Centering Prayer Guided Meditation

I stumbled across Centering Prayer sometime in 2017. After completing my 200 hour yoga teacher training I felt really inspired and grounded by my meditation practice. Yoga was my doorway into a contemplative life; when I learned more about the 8 limbs of yoga, I saw that the postures (what we mostly think of as yoga, but is called Asana within the tradition) were just one aspect of what yoga is.

I learned about Pratyahara–withdrawing sense from the outside world and turning the mind inward–and Dharana–maintaining a single focus in the mind's eye. These practices can lead to Dhyana, a sense of oneness with God, a blurring of your sense of self when you leave the consciousness that you typically experience.
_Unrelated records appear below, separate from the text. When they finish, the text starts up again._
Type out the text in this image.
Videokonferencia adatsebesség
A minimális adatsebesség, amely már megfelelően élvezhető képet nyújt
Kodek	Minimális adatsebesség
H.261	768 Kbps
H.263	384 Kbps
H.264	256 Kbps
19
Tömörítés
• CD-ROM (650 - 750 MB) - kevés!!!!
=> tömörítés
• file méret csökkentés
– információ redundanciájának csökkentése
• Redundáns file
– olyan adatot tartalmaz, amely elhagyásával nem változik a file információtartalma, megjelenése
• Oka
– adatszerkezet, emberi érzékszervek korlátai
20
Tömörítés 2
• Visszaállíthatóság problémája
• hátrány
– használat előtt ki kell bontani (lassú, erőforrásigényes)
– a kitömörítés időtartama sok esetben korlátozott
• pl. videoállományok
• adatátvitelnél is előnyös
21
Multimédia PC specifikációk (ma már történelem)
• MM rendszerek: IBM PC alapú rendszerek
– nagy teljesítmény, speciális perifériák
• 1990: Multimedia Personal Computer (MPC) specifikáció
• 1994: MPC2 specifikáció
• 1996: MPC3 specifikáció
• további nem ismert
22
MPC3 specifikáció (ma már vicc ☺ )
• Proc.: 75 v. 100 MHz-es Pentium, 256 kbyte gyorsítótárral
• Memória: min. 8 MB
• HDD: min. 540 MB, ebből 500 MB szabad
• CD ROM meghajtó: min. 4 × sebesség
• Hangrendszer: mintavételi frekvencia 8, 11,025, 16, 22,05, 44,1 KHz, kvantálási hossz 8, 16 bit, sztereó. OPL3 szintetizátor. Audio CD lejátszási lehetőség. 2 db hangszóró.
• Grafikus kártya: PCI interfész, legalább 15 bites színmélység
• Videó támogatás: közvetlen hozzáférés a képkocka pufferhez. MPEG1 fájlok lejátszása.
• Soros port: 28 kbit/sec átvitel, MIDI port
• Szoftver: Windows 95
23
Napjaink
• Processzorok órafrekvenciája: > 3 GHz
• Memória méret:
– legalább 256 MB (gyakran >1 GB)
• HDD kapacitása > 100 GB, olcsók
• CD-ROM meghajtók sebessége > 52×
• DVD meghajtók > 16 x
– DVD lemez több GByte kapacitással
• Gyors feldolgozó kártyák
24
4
It sounds wild if you haven't experienced it, but maybe you have had this experience at the end of a yoga class when you drift away to somewhere else during the final resting pose and you don't know where "you" went, because your body was laying on the mat.

Ok so back to the topic at hand: Centering Prayer. I discovered Centering Prayer when I was curious about what contemplative practice looks like within Christianity. I discovered there's an entire stream of contemplative Christianity! For me this didn't mean that I stopped practicing yoga as a contemplative practice. It did mean that I felt a place of belonging and resonance within my own spiritual tradition, and that felt exciting and comforting for me. Essentially Centering Prayer is Christianity's version of silent meditation. It's suggested to practice for 20 minutes at a time, so that is the practice I'm presenting today. In the meditation I share the 4 guidelines for Centering Prayer, read a quote from mystic Mirabai Starr, and then I leave space for 20 minutes of silence.